Zudem war es schlichtweg falsch, wenn in der Predigt davon gesprochen wurde, dass die Gläubigen an allen Entscheidungen mitgewirkt hätten. Der Wettbewerb zur Gestaltung der Kathedrale wurde jedenfalls ohne Mitwirkung der Eigentümerin, der Domgemeinde St. Hedwig, vorbereitet und durchgeführt. Der Pfarrgemeinderat kannte nicht einmal den Auslobungstext des Wettbewerbs und wurde über die Zwischenschritte nicht informiert. 
Bedenken gegen den unnötigen Umbau, die von Gläubigen beim Erzbistum Berlin sogar schriftlich vorgebracht wurden, sind vom Domprobst Rother in Antwortschreiben als abweichende Einzelmeinung abgetan worden.
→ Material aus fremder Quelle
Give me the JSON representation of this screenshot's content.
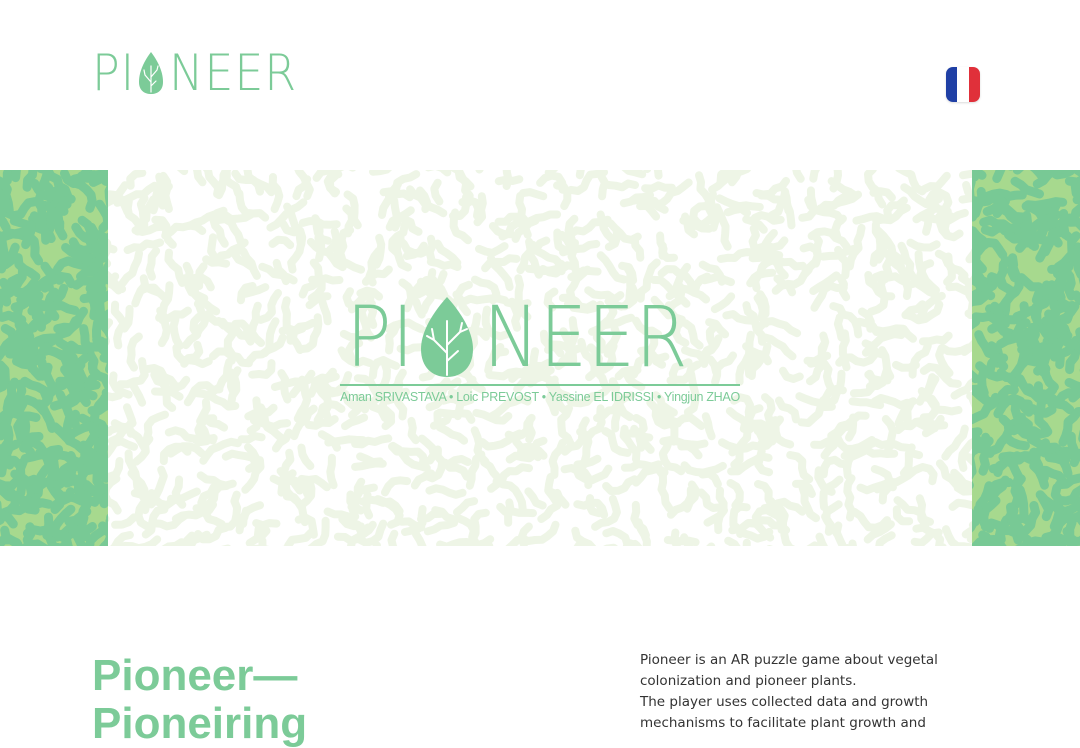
{
  "header": {
    "logo_prefix": "PI",
    "logo_suffix": "NEER",
    "language_flag": "france-flag-icon"
  },
  "banner": {
    "title_prefix": "PI",
    "title_suffix": "NEER",
    "authors": "Aman SRIVASTAVA • Loic PREVOST • Yassine EL IDRISSI • Yingjun ZHAO"
  },
  "intro": {
    "heading": "Pioneer—\nPioneiring",
    "paragraphs": [
      "Pioneer is an AR puzzle game about vegetal colonization and pioneer plants.",
      "The player uses collected data and growth mechanisms to facilitate plant growth and"
    ]
  },
  "colors": {
    "brand_green": "#7ccb98",
    "pattern_light": "#eef5e6",
    "side_band_base": "#a7d98e",
    "side_band_dark": "#78c995",
    "flag_blue": "#1f3fa5",
    "flag_white": "#ffffff",
    "flag_red": "#e0303a",
    "body_text": "#333333"
  }
}
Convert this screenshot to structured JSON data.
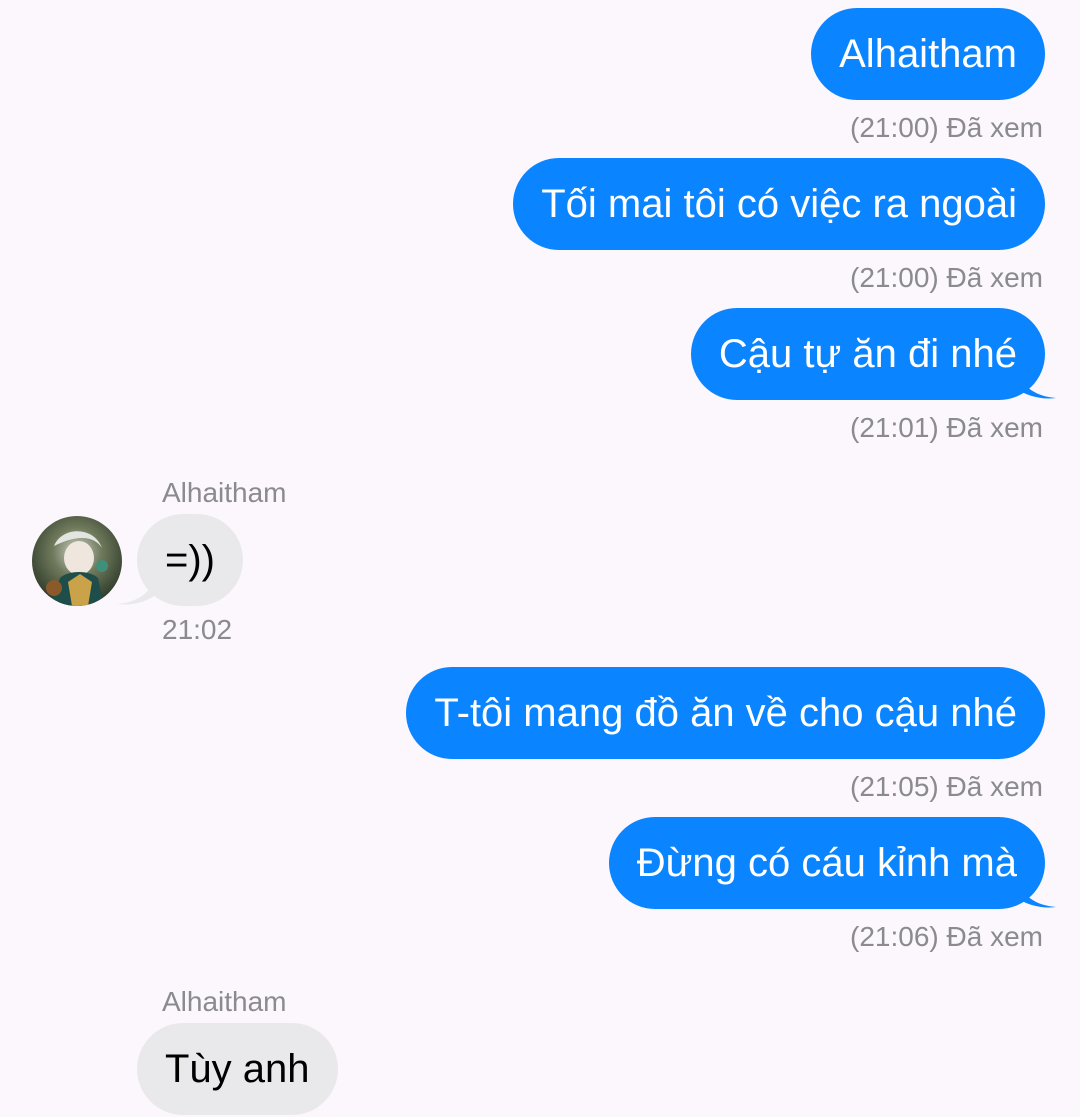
{
  "conversation": {
    "contact_name": "Alhaitham",
    "messages": [
      {
        "direction": "sent",
        "text": "Alhaitham",
        "meta": "(21:00) Đã xem"
      },
      {
        "direction": "sent",
        "text": "Tối mai tôi có việc ra ngoài",
        "meta": "(21:00) Đã xem"
      },
      {
        "direction": "sent",
        "text": "Cậu tự ăn đi nhé",
        "meta": "(21:01) Đã xem"
      },
      {
        "direction": "received",
        "sender": "Alhaitham",
        "text": "=))",
        "meta": "21:02"
      },
      {
        "direction": "sent",
        "text": "T-tôi mang đồ ăn về cho cậu nhé",
        "meta": "(21:05) Đã xem"
      },
      {
        "direction": "sent",
        "text": "Đừng có cáu kỉnh mà",
        "meta": "(21:06) Đã xem"
      },
      {
        "direction": "received",
        "sender": "Alhaitham",
        "text": "Tùy anh",
        "meta": ""
      }
    ]
  },
  "theme": {
    "sent_bubble_color": "#0a84ff",
    "received_bubble_color": "#e9e9eb",
    "background_color": "#fcf7fc",
    "meta_text_color": "#8a8a8f"
  },
  "icons": {
    "avatar": "contact-avatar-image"
  }
}
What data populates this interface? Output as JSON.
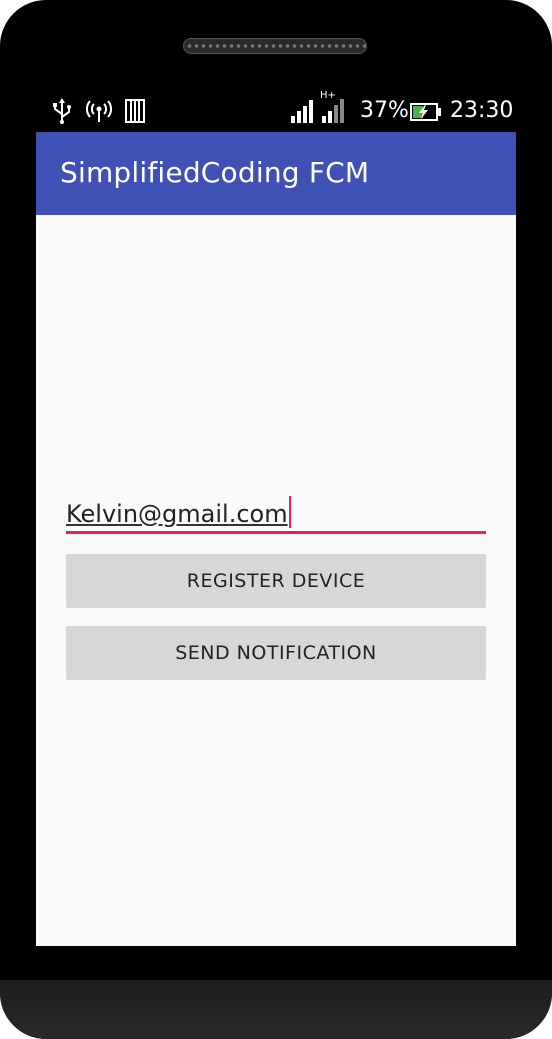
{
  "status_bar": {
    "icons": [
      "usb-icon",
      "wireless-tether-icon",
      "memory-icon",
      "signal-icon",
      "hplus-signal-icon",
      "battery-charging-icon"
    ],
    "network_type": "H+",
    "battery_percent": "37%",
    "time": "23:30"
  },
  "app_bar": {
    "title": "SimplifiedCoding FCM"
  },
  "email_input": {
    "value": "Kelvin@gmail.com"
  },
  "buttons": {
    "register": "REGISTER DEVICE",
    "send": "SEND NOTIFICATION"
  },
  "colors": {
    "primary": "#3f51b5",
    "accent": "#e91e63",
    "button_bg": "#d6d7d7",
    "screen_bg": "#fafafa"
  }
}
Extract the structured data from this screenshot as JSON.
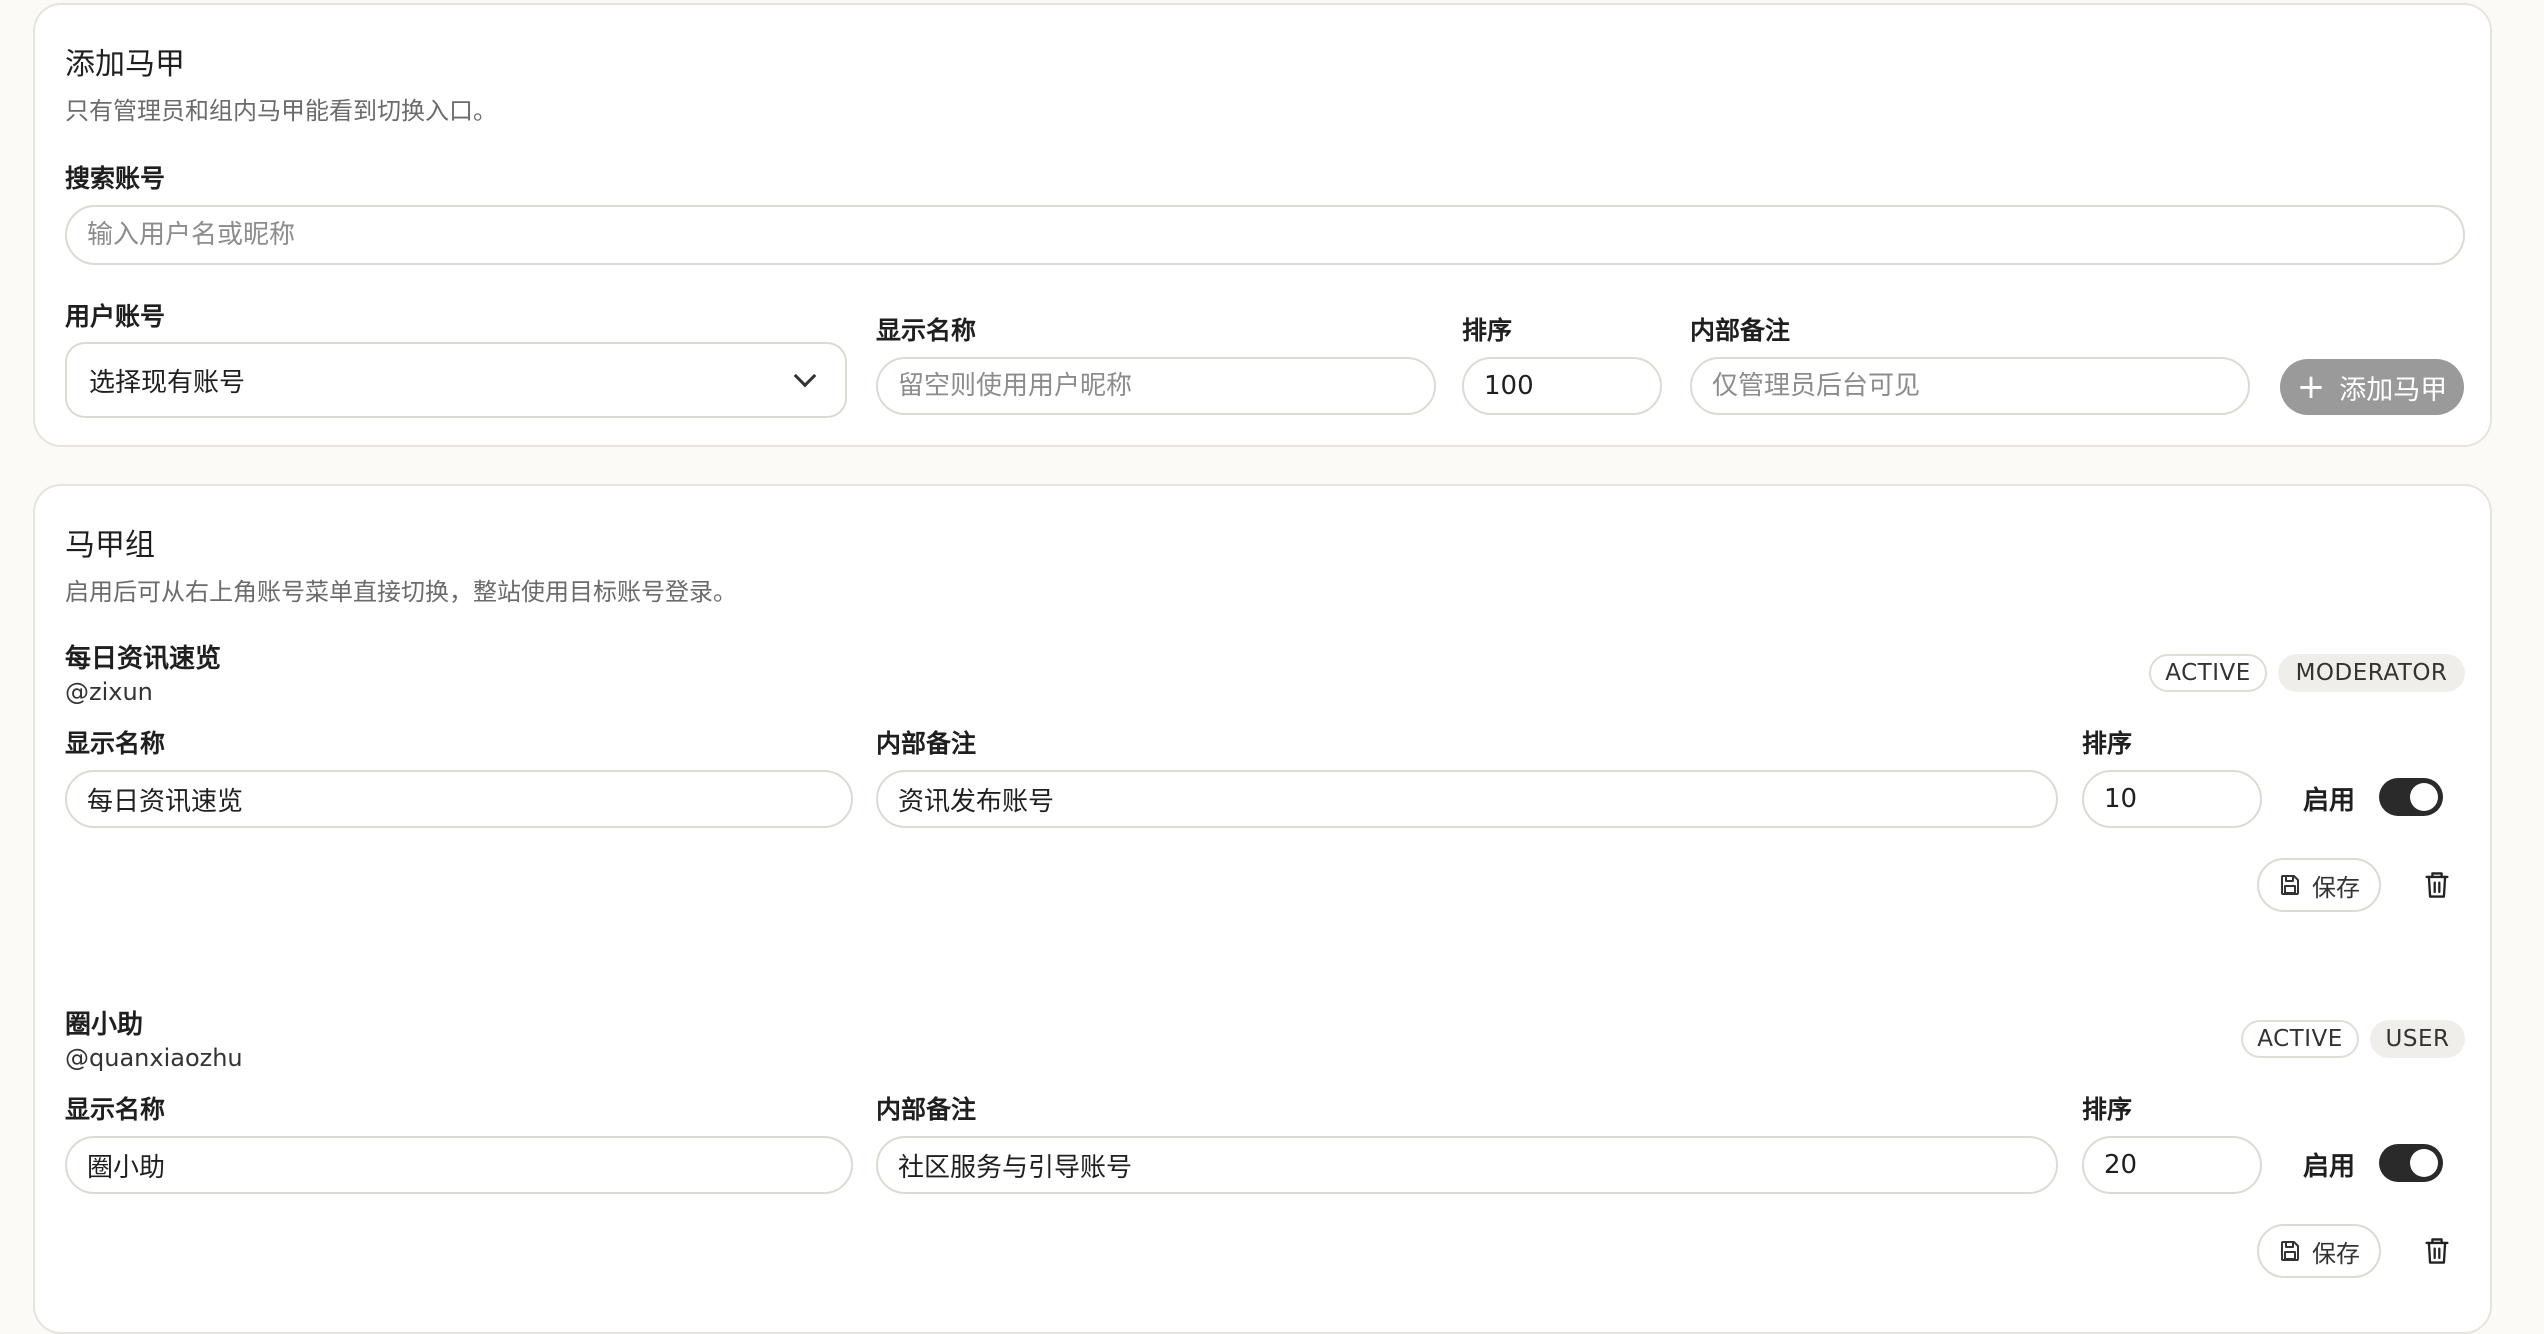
{
  "add_section": {
    "title": "添加马甲",
    "description": "只有管理员和组内马甲能看到切换入口。",
    "search_label": "搜索账号",
    "search_placeholder": "输入用户名或昵称",
    "user_account_label": "用户账号",
    "user_account_value": "选择现有账号",
    "display_name_label": "显示名称",
    "display_name_placeholder": "留空则使用用户昵称",
    "order_label": "排序",
    "order_value": "100",
    "note_label": "内部备注",
    "note_placeholder": "仅管理员后台可见",
    "add_button_label": "添加马甲",
    "add_button_color": "#9a9a9a"
  },
  "group_section": {
    "title": "马甲组",
    "description": "启用后可从右上角账号菜单直接切换，整站使用目标账号登录。",
    "items": [
      {
        "name": "每日资讯速览",
        "handle": "@zixun",
        "status_badge": "ACTIVE",
        "role_badge": "MODERATOR",
        "display_name_label": "显示名称",
        "display_name_value": "每日资讯速览",
        "note_label": "内部备注",
        "note_value": "资讯发布账号",
        "order_label": "排序",
        "order_value": "10",
        "enable_label": "启用",
        "enabled": true,
        "save_label": "保存"
      },
      {
        "name": "圈小助",
        "handle": "@quanxiaozhu",
        "status_badge": "ACTIVE",
        "role_badge": "USER",
        "display_name_label": "显示名称",
        "display_name_value": "圈小助",
        "note_label": "内部备注",
        "note_value": "社区服务与引导账号",
        "order_label": "排序",
        "order_value": "20",
        "enable_label": "启用",
        "enabled": true,
        "save_label": "保存"
      }
    ]
  },
  "icons": {
    "dropdown": "chevron-down-icon",
    "add": "plus-icon",
    "save": "save-icon",
    "delete": "trash-icon"
  }
}
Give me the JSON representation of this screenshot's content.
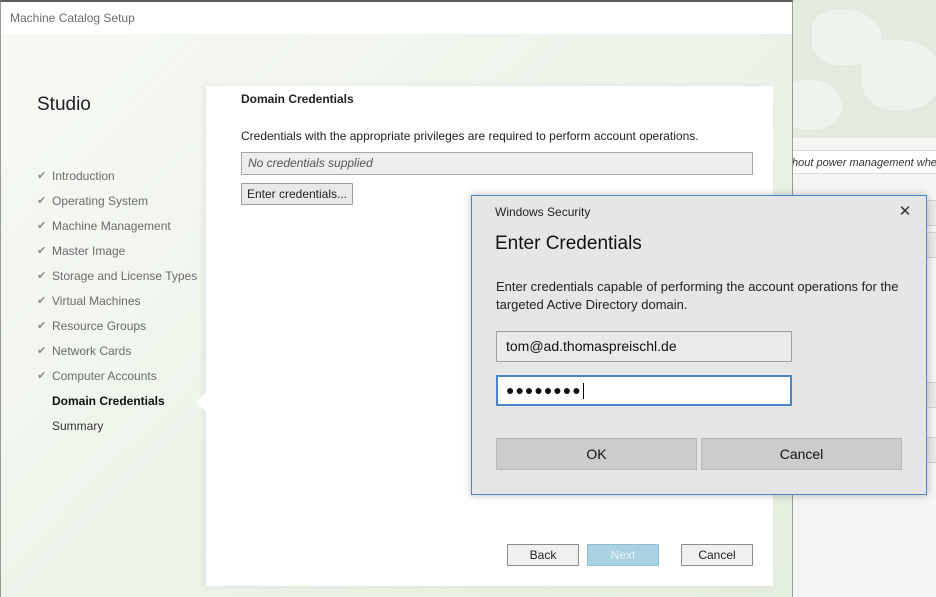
{
  "wizard": {
    "title": "Machine Catalog Setup",
    "studio_label": "Studio",
    "steps": [
      {
        "label": "Introduction",
        "state": "done"
      },
      {
        "label": "Operating System",
        "state": "done"
      },
      {
        "label": "Machine Management",
        "state": "done"
      },
      {
        "label": "Master Image",
        "state": "done"
      },
      {
        "label": "Storage and License Types",
        "state": "done"
      },
      {
        "label": "Virtual Machines",
        "state": "done"
      },
      {
        "label": "Resource Groups",
        "state": "done"
      },
      {
        "label": "Network Cards",
        "state": "done"
      },
      {
        "label": "Computer Accounts",
        "state": "done"
      },
      {
        "label": "Domain Credentials",
        "state": "current"
      },
      {
        "label": "Summary",
        "state": "pending"
      }
    ],
    "check_glyph": "✔",
    "content": {
      "section_title": "Domain Credentials",
      "description": "Credentials with the appropriate privileges are required to perform account operations.",
      "credentials_value": "No credentials supplied",
      "enter_credentials_label": "Enter credentials..."
    },
    "buttons": {
      "back": "Back",
      "next": "Next",
      "cancel": "Cancel"
    }
  },
  "background_app": {
    "strip_text": "hout power management wher",
    "colors": {
      "decor": "#e3ebe0"
    }
  },
  "dialog": {
    "caption": "Windows Security",
    "close_glyph": "✕",
    "heading": "Enter Credentials",
    "message": "Enter credentials capable of performing the account operations for the targeted Active Directory domain.",
    "username": "tom@ad.thomaspreischl.de",
    "password_mask": "●●●●●●●●",
    "ok_label": "OK",
    "cancel_label": "Cancel"
  },
  "colors": {
    "accent": "#4a86c8",
    "next_disabled": "#a9d2e3"
  }
}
Die "Einzelmeinungen" gegen Teilabriss und Komplettumbau häufen sich 

Dagegen sollte nun die Frage anders gestellt werden. 
Wie viele Befürworter der vorliegenden Umbaupläne würden sich unter Fachleuten finden, die nicht in Abhängigkeit von denen stehen, die den Wettbewerb initiierten oder aus der Umsetzung eines Umbaus Profit schlagen würden?
Der offene Brief an den Vorsitzenden der Deutschen Bischofskonferenz, der zur Verhinderung der Teilzerstörung der St. Hedwigs-Kathedrale aufruft, ist von einer Vielzahl hochrangiger Denkmalpfleger, Theologen und Liturgiewissenschaftler unterstützt worden.
Offener Brief an den Vorsitzenden der Deutschen Bischofskonferenz.pdf

Die nun eingetretene Vakanz auf dem Bischofsstuhl gibt dem Berliner Erzbistum Gelegenheit, die bisher verdrängte Diskussion mit den Gläubigen aufzunehmen. Eine Kommunikation mit dem Kirchenvolk, die bislang nur in Form von Pressemitteilungen und Predigten stattfand, sollte einem christlichen Miteinander beim Streben nach der angemessenen Lösung weichen. Informative Gespräche zwischen Gläubigen und Fachleuten über Für und Wider des prämierten Wettbewerbsentwurfs wären eine Voraussetzung zur Meinungsbildung. 
Was haben 19 Personen an einem Sommertag im Jahre 2014 für die Zukunft der Kathedrale beschlossen? Wenn der erwählte Entwurf so genialisch sein sollte, ein Jahrhundertwurf gar, dann kann man ohne Scheu seine offensichtlichen funktionalen und räumlichen Mängel besprechen.

"Museumswächter" oder Bilderstürmer

Doch bei genauerer Kenntnis wird auch vielen Laien die Ausdruckslosigkeit und Beliebigkeit auffallen, die den Siegerentwurf mit etwaigen Konferenz- und Landtagssälen verwechseln lässt.
An die Einzigartigkeit und kraftvolle Wirkung der jetzt noch intakten Raumgestaltung Schwipperts in unserer Kathedrale wird die geplante Mehrzweckhalle niemals heranreichen.
Bedarfsgerechte Sanierung, originale geschwungene Kirchenbänke und eine neue Sakristei, um den kleinen Kuppelbau als Sakralraum nutzen zu können – viel mehr braucht es nicht in Zeiten mit wichtigeren Herausforderungen, als einem Hauptstadt-Lifting der Kathedrale.
Lieber eine wertvolle komplexe Raumschöpfung bewahren, als einem blassen, platten Plenarsaal das Wort reden, um der Mode der Saison zu folgen.
Dafür lassen sich die Gläubigen, denen die St. Hedwigs-Kathedrale am Herzen liegt, sogar vom davonziehenden Kardinal als "Museumswächter" beleidigen.